Bugün çok değişik duyguları yaşadığım, sıradan diyemeyeceğim
bir gündü. Zaten mezun oldum olası hayatımda aksiyon eksik olmaz oldu. Fakat
bugün çok zıt hissiyatları aynı anda yaşadım. Bazen tüm bu yaşadıklarımı bir
günlüğe kaydetsem mi diyorum. Fakat o kadar cesaretim yok. Cesaretle ne alakası
var demeyin. Eski günlüklerimi okurken mezarımı kazıyorlarmış gibi
hissettiğimden beridir günlük tutamıyorum. İnsan günden güne değişiyor. Ve
eskiden olup biteni okuyarak tekrardan zihninde canlandırmak canını bir miktar... Buraya acıtıyor gelebilirdi lakin “acıtmak” sözcüğünü vara yoğa kullandığımız
için artık kullanasım gelmiyor. Öyle işte. Eskiler kalbimizi bir miktar
hislendirebiliyor. Ne gerek var.
Dışarıda yağmur yağıyor. Yağmuru pek severim. Gün doğumlarını ve
kuşları da. Gün doğumunu görmek adına uyumadığım geceler çoktur. Bugün de
yağmurun her bir zerresini izleyebilmek adına uyumasam mı diye düşünmüyor
değilim. Ne diyordum? Gün doğumu, yağmur
ve evrene dair bir takım güzellikler. Fakat bahsetmek istediğim şey tam olarak
bu değil.
Dedim ya bugün pek çok duyguyu bir arada yaşadım diye.
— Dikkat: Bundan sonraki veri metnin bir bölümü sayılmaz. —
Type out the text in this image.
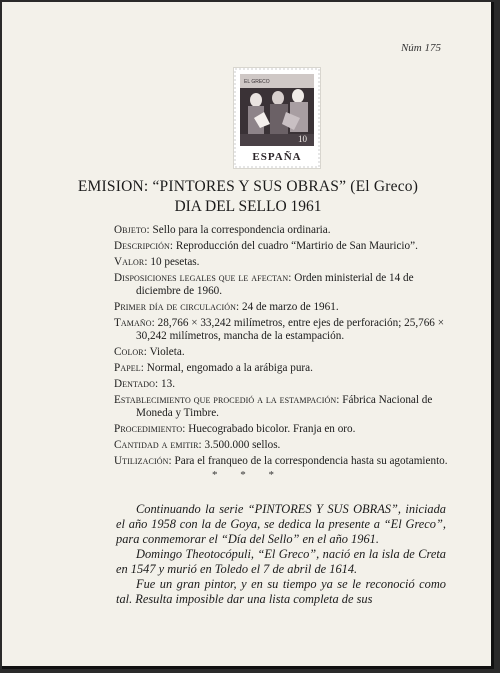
Núm 175
EL GRECO
10
ESPAÑA
EMISION: “PINTORES Y SUS OBRAS” (El Greco)
DIA DEL SELLO 1961
Objeto: Sello para la correspondencia ordinaria.
Descripción: Reproducción del cuadro “Martirio de San Mauricio”.
Valor: 10 pesetas.
Disposiciones legales que le afectan: Orden ministerial de 14 de diciembre de 1960.
Primer día de circulación: 24 de marzo de 1961.
Tamaño: 28,766 × 33,242 milímetros, entre ejes de perforación; 25,766 × 30,242 milímetros, mancha de la estampación.
Color: Violeta.
Papel: Normal, engomado a la arábiga pura.
Dentado: 13.
Establecimiento que procedió a la estampación: Fábrica Nacional de Moneda y Timbre.
Procedimiento: Huecograbado bicolor. Franja en oro.
Cantidad a emitir: 3.500.000 sellos.
Utilización: Para el franqueo de la correspondencia hasta su agotamiento.
* * *

Continuando la serie “PINTORES Y SUS OBRAS”, iniciada el año 1958 con la de Goya, se dedica la presente a “El Greco”, para conmemorar el “Día del Sello” en el año 1961.

Domingo Theotocópuli, “El Greco”, nació en la isla de Creta en 1547 y murió en Toledo el 7 de abril de 1614.

Fue un gran pintor, y en su tiempo ya se le reconoció como tal. Resulta imposible dar una lista completa de sus
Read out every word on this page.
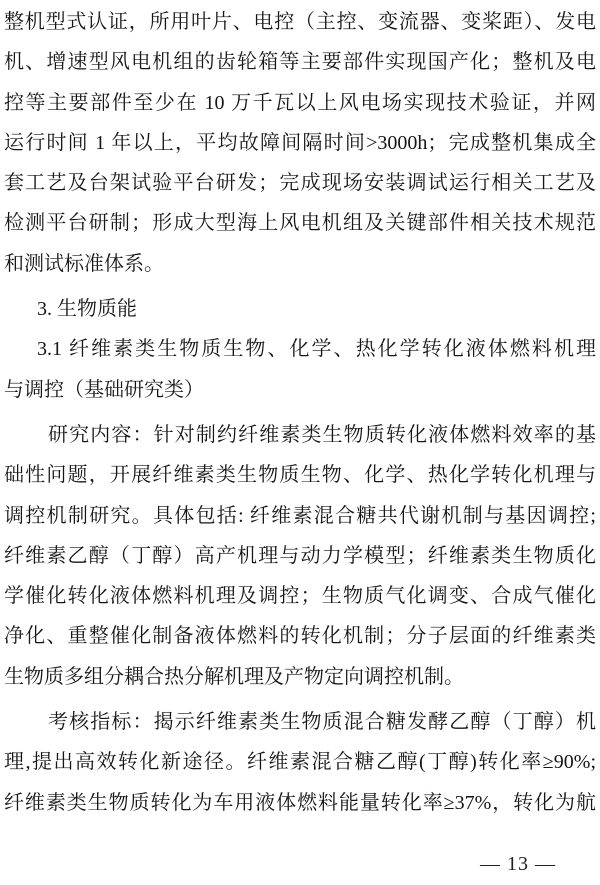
整机型式认证，所用叶片、电控（主控、变流器、变桨距）、发电
机、增速型风电机组的齿轮箱等主要部件实现国产化；整机及电
控等主要部件至少在 10 万千瓦以上风电场实现技术验证，并网
运行时间 1 年以上，平均故障间隔时间>3000h；完成整机集成全
套工艺及台架试验平台研发；完成现场安装调试运行相关工艺及
检测平台研制；形成大型海上风电机组及关键部件相关技术规范
和测试标准体系。
3. 生物质能
3.1 纤维素类生物质生物、化学、热化学转化液体燃料机理
与调控（基础研究类）
研究内容：针对制约纤维素类生物质转化液体燃料效率的基
础性问题，开展纤维素类生物质生物、化学、热化学转化机理与
调控机制研究。具体包括: 纤维素混合糖共代谢机制与基因调控;
纤维素乙醇（丁醇）高产机理与动力学模型；纤维素类生物质化
学催化转化液体燃料机理及调控；生物质气化调变、合成气催化
净化、重整催化制备液体燃料的转化机制；分子层面的纤维素类
生物质多组分耦合热分解机理及产物定向调控机制。
考核指标：揭示纤维素类生物质混合糖发酵乙醇（丁醇）机
理,提出高效转化新途径。纤维素混合糖乙醇(丁醇)转化率≥90%;
纤维素类生物质转化为车用液体燃料能量转化率≥37%，转化为航
— 13 —
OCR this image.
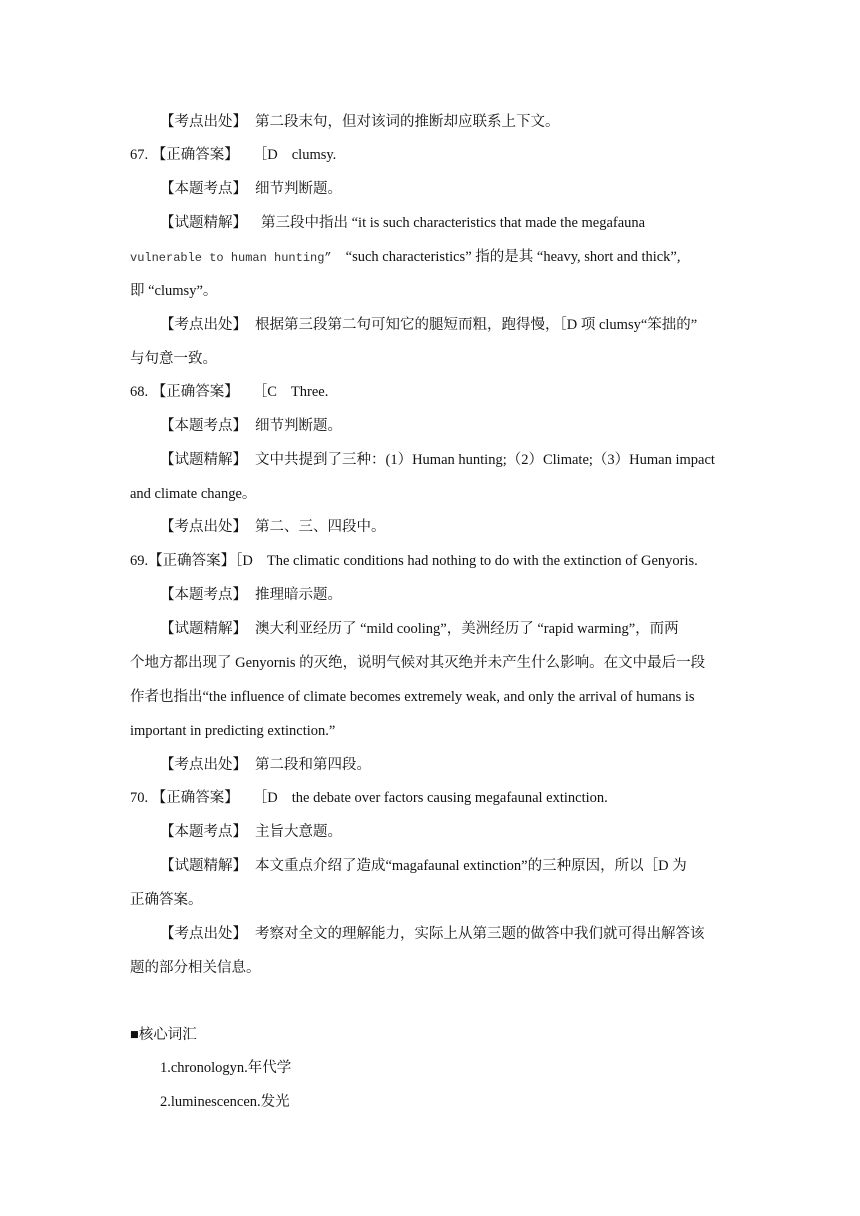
【考点出处】 第二段末句，但对该词的推断却应联系上下文。
67. 【正确答案】 ［D clumsy.
【本题考点】 细节判断题。
【试题精解】 第三段中指出 “it is such characteristics that made the megafauna
vulnerable to human hunting” “such characteristics” 指的是其 “heavy, short and thick”,
即 “clumsy”。
【考点出处】 根据第三段第二句可知它的腿短而粗，跑得慢，［D 项 clumsy“笨拙的”
与句意一致。
68. 【正确答案】 ［C Three.
【本题考点】 细节判断题。
【试题精解】 文中共提到了三种：(1）Human hunting;（2）Climate;（3）Human impact
and climate change。
【考点出处】 第二、三、四段中。
69.【正确答案】［D The climatic conditions had nothing to do with the extinction of Genyoris.
【本题考点】 推理暗示题。
【试题精解】 澳大利亚经历了 “mild cooling”，美洲经历了 “rapid warming”，而两
个地方都出现了 Genyornis 的灭绝，说明气候对其灭绝并未产生什么影响。在文中最后一段
作者也指出“the influence of climate becomes extremely weak, and only the arrival of humans is
important in predicting extinction.”
【考点出处】 第二段和第四段。
70. 【正确答案】 ［D the debate over factors causing megafaunal extinction.
【本题考点】 主旨大意题。
【试题精解】 本文重点介绍了造成“magafaunal extinction”的三种原因，所以［D 为
正确答案。
【考点出处】 考察对全文的理解能力，实际上从第三题的做答中我们就可得出解答该
题的部分相关信息。
■核心词汇
1.chronologyn.年代学
2.luminescencen.发光
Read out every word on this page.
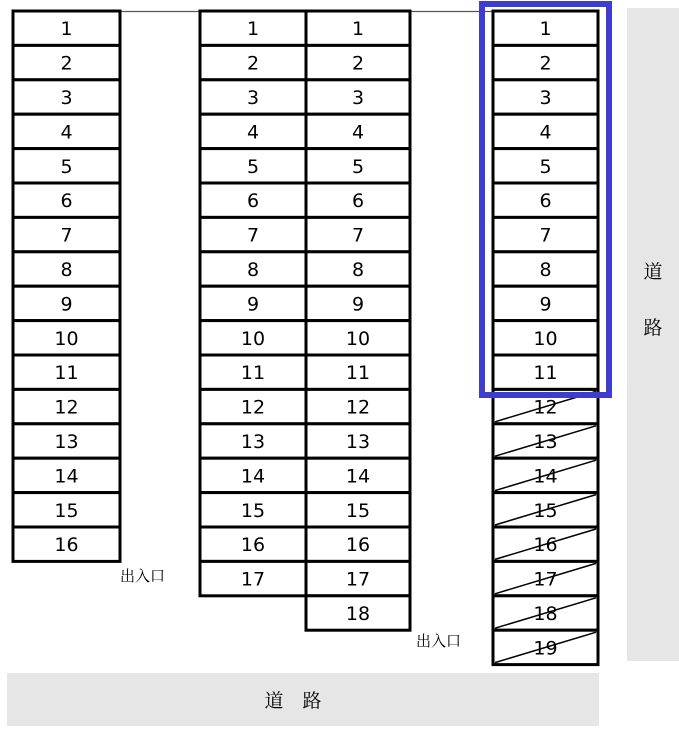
道
路
道　路
1
2
3
4
5
6
7
8
9
10
11
12
13
14
15
16
1
2
3
4
5
6
7
8
9
10
11
12
13
14
15
16
17
1
2
3
4
5
6
7
8
9
10
11
12
13
14
15
16
17
18
1
2
3
4
5
6
7
8
9
10
11
12
13
14
15
16
17
18
19
出入口
出入口
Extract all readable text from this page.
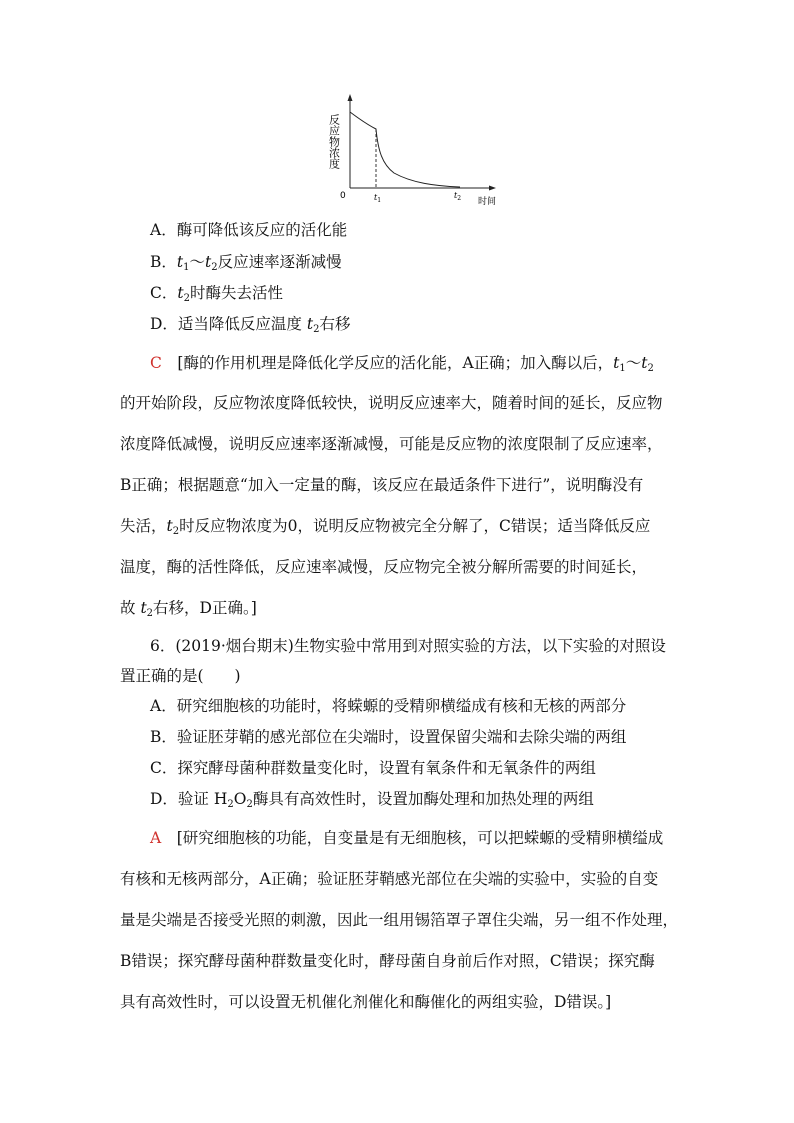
反应物浓度
0	$t_1$
$t_2$ 时间
A．酶可降低该反应的活化能
B．$t_1\sim t_2$反应速率逐渐减慢
C．$t_2$时酶失去活性
D．适当降低反应温度 $t_2$右移
C　 [酶的作用机理是降低化学反应的活化能，A正确；加入酶以后，$t_1\sim t_2$
的开始阶段，反应物浓度降低较快，说明反应速率大，随着时间的延长，反应物
浓度降低减慢，说明反应速率逐渐减慢，可能是反应物的浓度限制了反应速率，
B正确；根据题意“加入一定量的酶，该反应在最适条件下进行”，说明酶没有
失活，$t_2$时反应物浓度为0，说明反应物被完全分解了，C错误；适当降低反应
温度，酶的活性降低，反应速率减慢，反应物完全被分解所需要的时间延长，
故 $t_2$右移，D正确。]
6．(2019·烟台期末)生物实验中常用到对照实验的方法，以下实验的对照设
置正确的是(　　)
A．研究细胞核的功能时，将蝾螈的受精卵横缢成有核和无核的两部分
B．验证胚芽鞘的感光部位在尖端时，设置保留尖端和去除尖端的两组
C．探究酵母菌种群数量变化时，设置有氧条件和无氧条件的两组
D．验证 $H_2O_2$酶具有高效性时，设置加酶处理和加热处理的两组
A　 [研究细胞核的功能，自变量是有无细胞核，可以把蝾螈的受精卵横缢成
有核和无核两部分，A正确；验证胚芽鞘感光部位在尖端的实验中，实验的自变
量是尖端是否接受光照的刺激，因此一组用锡箔罩子罩住尖端，另一组不作处理，
B错误；探究酵母菌种群数量变化时，酵母菌自身前后作对照，C错误；探究酶
具有高效性时，可以设置无机催化剂催化和酶催化的两组实验，D错误。]
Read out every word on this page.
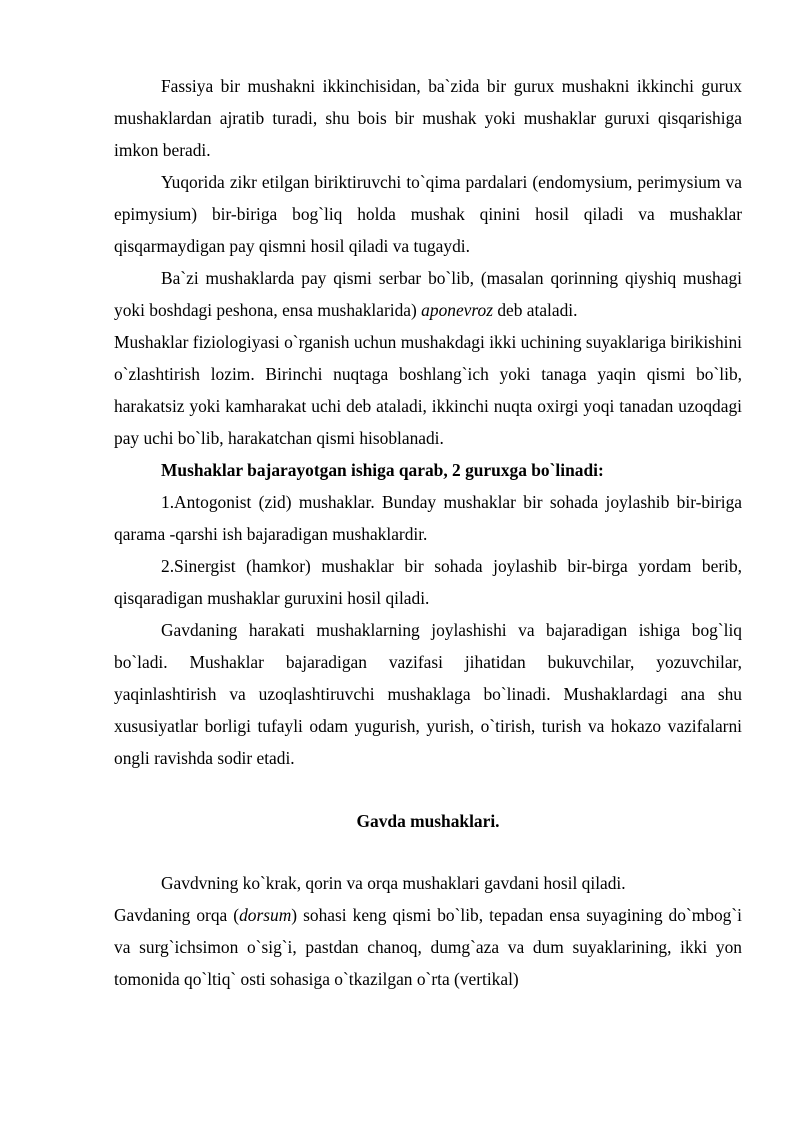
Fassiya bir mushakni ikkinchisidan, ba`zida bir gurux mushakni ikkinchi gurux mushaklardan ajratib turadi, shu bois bir mushak yoki mushaklar guruxi qisqarishiga imkon beradi.

Yuqorida zikr etilgan biriktiruvchi to`qima pardalari (endomysium, perimysium va epimysium) bir-biriga bog`liq holda mushak qinini hosil qiladi va mushaklar qisqarmaydigan pay qismni hosil qiladi va tugaydi.

Ba`zi mushaklarda pay qismi serbar bo`lib, (masalan qorinning qiyshiq mushagi yoki boshdagi peshona, ensa mushaklarida) aponevroz deb ataladi.

Mushaklar fiziologiyasi o`rganish uchun mushakdagi ikki uchining suyaklariga birikishini o`zlashtirish lozim. Birinchi nuqtaga boshlang`ich yoki tanaga yaqin qismi bo`lib, harakatsiz yoki kamharakat uchi deb ataladi, ikkinchi nuqta oxirgi yoqi tanadan uzoqdagi pay uchi bo`lib, harakatchan qismi hisoblanadi.

Mushaklar bajarayotgan ishiga qarab, 2 guruxga bo`linadi:

1.Antogonist (zid) mushaklar. Bunday mushaklar bir sohada joylashib bir-biriga qarama -qarshi ish bajaradigan mushaklardir.

2.Sinergist (hamkor) mushaklar bir sohada joylashib bir-birga yordam berib, qisqaradigan mushaklar guruxini hosil qiladi.

Gavdaning harakati mushaklarning joylashishi va bajaradigan ishiga bog`liq bo`ladi. Mushaklar bajaradigan vazifasi jihatidan bukuvchilar, yozuvchilar, yaqinlashtirish va uzoqlashtiruvchi mushaklaga bo`linadi. Mushaklardagi ana shu xususiyatlar borligi tufayli odam yugurish, yurish, o`tirish, turish va hokazo vazifalarni ongli ravishda sodir etadi.

Gavda mushaklari.

Gavdvning ko`krak, qorin va orqa mushaklari gavdani hosil qiladi.

Gavdaning orqa (dorsum) sohasi keng qismi bo`lib, tepadan ensa suyagining do`mbog`i va surg`ichsimon o`sig`i, pastdan chanoq, dumg`aza va dum suyaklarining, ikki yon tomonida qo`ltiq` osti sohasiga o`tkazilgan o`rta (vertikal)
Onlardan biri de samimiyetti. Lise arkadaşlarımla buluştum bugün. Lise arkadaşları
kelimesi bende gökyüzünde çiçekler açması etkisi yaratıyor. O kadar naif. O
kadar özlenilesi. Lise arkadaşlarımlayken üzerimden tüm yapaylığımı atıp, gardımı indirip en savunmasız halimle olabiliyorum. Lise
arkadaşları insanın ana vatanı. Çocukluğu. Beni en yakından, en yalın halimle
tanıyan, bilen güruh. Neyse. Bir takım ağız dolusu gülümseten haller. Fakat
bahsetmek istediğim, beni gecenin bir saatinde yatağımdan kaldıran düşünce bu
da değildi.
Bugün bir resim gördüm. Ve onun üzerine bir takım çıkarımlar
yaptım kendime. Çıkarımda bulunmayı pek severim. Tıpkı gün doğumu, yağmur ve
şaka şaka... Alt tarafı çıkarım işte. Ders çıkardım kendime. Çok akıllı usluyum
ya. Kendi dersimi kendim verebiliyorum.
Bu hayatta bazı kararlar alırız. Bazı seçimler yaparız. “Her
seçiş bir vazgeçiştir.” Yeni tercihler yeni terkleri doğurur. Yani bir
şeylerden feragat edeceğiz ki yeni ufuklara yelken açalım değil mi? Bu
tercihler bizi bazen mutsuzluğa sevk edebilir. Karar verdiğimiz anda çok hevesli, çok istekliyizdir. Fakat sonraları eski yaşantımızı özlediğimizi, kararımızın
pek de istediğimiz yönde zuhur etmediğini fark ederiz. Burada izleyebileceğimiz
iki yol vardır sevgili okur. İlki bunalımlara girip en nihayetinde eski
yaşantımıza geri dönmek. Öteki ise bu karara bizi iten sebebin ne olduğunu
kendimize hatırlatmak. Ve en önemlisi menfaatler dengesi.
Eğer bir yola
girdiğimizde o yol bize fazla engebeli gelmeye başlamışsa ve bizi yoldan
çıkarmaya çalışan düşünceler zihnimize üşüşmeye çalışıyorsa o yola girerken
neleri feda ettiğimizi, uğruna nelerden vazgeçtiğimizi düşünürken, bir yanda da
yolun sonunda elde edilebilmesi olası mükafatı düşünmeliyiz.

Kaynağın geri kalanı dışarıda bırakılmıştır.